Just a week after we chilled in taytay falls, we scheduled a trek for cavinti twin falls. We thought this was a good follow-up. And it proved to be a day of hard labor.
The trip going sta. cruz and then to nagcarlan was fairly unincidental. After a stop-over and a few photos of the nagcarlan church, we rode the puj for japanese garden. With fantastic view of the cavinti lake and a few river crossings, one could see how beautiful this ecotown is. An hour later, we reached the park where we started the trek.However, we had not prepared for the drought that followed. What was supposed to be an hour trek and 1130 eta, had come to a 330eta, 2 kites, a town and two friendly folks after.

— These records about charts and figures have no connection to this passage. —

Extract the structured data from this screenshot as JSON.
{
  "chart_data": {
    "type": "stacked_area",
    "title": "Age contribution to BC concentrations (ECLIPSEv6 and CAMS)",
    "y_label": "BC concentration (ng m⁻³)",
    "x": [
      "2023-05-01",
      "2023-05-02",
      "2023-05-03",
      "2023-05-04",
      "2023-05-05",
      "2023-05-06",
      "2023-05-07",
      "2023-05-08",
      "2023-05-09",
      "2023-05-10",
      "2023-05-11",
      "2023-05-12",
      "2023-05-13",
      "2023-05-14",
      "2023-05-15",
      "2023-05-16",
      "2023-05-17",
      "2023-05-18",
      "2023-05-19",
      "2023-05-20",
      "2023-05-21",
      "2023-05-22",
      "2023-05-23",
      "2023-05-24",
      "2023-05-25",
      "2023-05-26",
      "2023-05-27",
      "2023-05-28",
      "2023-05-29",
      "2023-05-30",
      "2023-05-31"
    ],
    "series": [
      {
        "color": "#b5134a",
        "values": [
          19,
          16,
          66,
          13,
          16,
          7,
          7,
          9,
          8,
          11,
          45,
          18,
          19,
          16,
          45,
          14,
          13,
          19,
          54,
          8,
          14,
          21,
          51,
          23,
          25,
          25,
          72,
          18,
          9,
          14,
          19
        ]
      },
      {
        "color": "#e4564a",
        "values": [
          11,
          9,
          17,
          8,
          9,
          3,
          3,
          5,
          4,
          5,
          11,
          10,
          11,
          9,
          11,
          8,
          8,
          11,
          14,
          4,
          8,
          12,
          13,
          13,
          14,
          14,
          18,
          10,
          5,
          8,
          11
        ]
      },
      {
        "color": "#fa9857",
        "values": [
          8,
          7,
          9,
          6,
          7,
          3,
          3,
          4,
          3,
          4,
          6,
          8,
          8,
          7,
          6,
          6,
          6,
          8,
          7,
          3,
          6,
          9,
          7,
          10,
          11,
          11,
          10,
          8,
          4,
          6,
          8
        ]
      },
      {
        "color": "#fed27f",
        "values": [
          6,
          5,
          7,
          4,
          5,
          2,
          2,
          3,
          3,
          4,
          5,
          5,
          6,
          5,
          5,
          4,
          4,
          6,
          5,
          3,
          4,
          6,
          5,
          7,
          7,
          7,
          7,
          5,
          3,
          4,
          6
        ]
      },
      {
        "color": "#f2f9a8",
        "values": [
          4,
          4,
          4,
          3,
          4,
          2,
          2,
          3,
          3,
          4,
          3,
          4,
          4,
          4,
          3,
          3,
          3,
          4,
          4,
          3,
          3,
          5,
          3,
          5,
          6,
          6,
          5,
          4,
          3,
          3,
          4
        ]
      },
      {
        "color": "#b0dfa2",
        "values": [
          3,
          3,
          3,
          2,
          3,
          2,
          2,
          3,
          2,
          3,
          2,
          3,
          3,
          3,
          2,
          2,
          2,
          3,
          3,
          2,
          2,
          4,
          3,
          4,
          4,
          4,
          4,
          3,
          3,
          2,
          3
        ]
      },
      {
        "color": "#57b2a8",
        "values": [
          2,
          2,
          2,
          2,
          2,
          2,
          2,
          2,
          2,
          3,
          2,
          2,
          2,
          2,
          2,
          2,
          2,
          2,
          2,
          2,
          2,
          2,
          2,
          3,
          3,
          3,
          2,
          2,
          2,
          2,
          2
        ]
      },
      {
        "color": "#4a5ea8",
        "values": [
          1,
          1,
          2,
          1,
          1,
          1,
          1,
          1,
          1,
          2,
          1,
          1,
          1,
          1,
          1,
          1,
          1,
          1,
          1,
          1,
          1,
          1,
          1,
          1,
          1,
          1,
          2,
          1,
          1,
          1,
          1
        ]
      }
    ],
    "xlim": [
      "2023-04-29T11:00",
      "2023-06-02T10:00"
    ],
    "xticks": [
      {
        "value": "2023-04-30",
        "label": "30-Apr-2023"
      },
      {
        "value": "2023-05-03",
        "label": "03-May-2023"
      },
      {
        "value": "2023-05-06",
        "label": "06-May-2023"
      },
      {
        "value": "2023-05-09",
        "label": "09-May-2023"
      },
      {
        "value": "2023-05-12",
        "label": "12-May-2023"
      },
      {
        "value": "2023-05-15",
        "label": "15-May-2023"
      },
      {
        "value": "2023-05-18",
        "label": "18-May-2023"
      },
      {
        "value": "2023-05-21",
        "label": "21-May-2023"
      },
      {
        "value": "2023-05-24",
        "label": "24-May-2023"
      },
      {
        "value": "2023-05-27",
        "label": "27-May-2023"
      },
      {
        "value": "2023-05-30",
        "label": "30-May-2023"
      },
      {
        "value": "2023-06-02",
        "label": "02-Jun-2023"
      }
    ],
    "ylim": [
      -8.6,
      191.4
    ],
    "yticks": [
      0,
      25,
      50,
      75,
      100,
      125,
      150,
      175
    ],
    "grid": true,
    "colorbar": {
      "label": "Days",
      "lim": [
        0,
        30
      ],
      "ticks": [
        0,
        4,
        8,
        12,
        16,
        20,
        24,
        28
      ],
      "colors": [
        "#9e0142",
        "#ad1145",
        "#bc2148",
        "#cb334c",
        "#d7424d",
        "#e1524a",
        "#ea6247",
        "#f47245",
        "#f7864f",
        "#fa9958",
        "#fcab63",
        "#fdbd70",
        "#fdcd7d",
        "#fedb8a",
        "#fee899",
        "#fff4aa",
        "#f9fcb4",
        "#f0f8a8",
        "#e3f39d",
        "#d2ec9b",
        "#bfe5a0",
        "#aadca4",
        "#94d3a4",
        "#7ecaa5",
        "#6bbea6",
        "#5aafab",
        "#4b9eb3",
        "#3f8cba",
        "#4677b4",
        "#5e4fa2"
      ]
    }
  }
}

In the park, visitors will have to pass thru the paved rd up to the the fenced boundaries were it's necessary to crawl or pitch our legs up thru the wires. Before we came here, it was advised to ask the permission of the caretaker before venturing further. But there was no one else on the area and downside was nobody told us were to head. we were right on the first 200m. but we realized we missed when we reached the other side of the hills and met the townsfolk of the next town. what happened was that we followed the trail of the logs their carabaos were hauling. wise, huh.

So we retraced our tracks and took another trail, retraced, new trail, retraced until my unexercised legs gave up. So while my company was looking for a local guide, i rested and prepared our lunch of tuna and salted egg.
We didn't find help early on but with great views around us, it's not so bad being trapped here. Really, the place was beautiful ad napping under a well-shaded place under the tree does regenerate one's strength. we didn't rest long though coz the wind was teasing us. It quite excited me coz we actually came ready to make and fly kites which was first time for me. really memorable and childish. hehe.
Finally at 3pm we saw a man! and he went guiding us towards the twin falls. It was not as breathtaking as i hoped it is, but it was not raining much and the force of the water could hardly make up a good cascade. The water we thought we could plunged into after the heat wasn't flowing invitingly. Honestly, it was the success of getting there which made do for the lost hours. It was still a sight in itself though and after filling ourselves with a few photos, we headed back.

We were water-short and I ended up munching, juicing tomatoes to quench my thirst. whew! thanks God the guard in the japanese park shared with us much of his reserved.
It was exhausting, but it left me wanting to explore. after all, i don't get much of nature like this back in makati. Especially when we capped the day soaked in a private hot spring in calamba city. Nothing like a good trek and a spa after.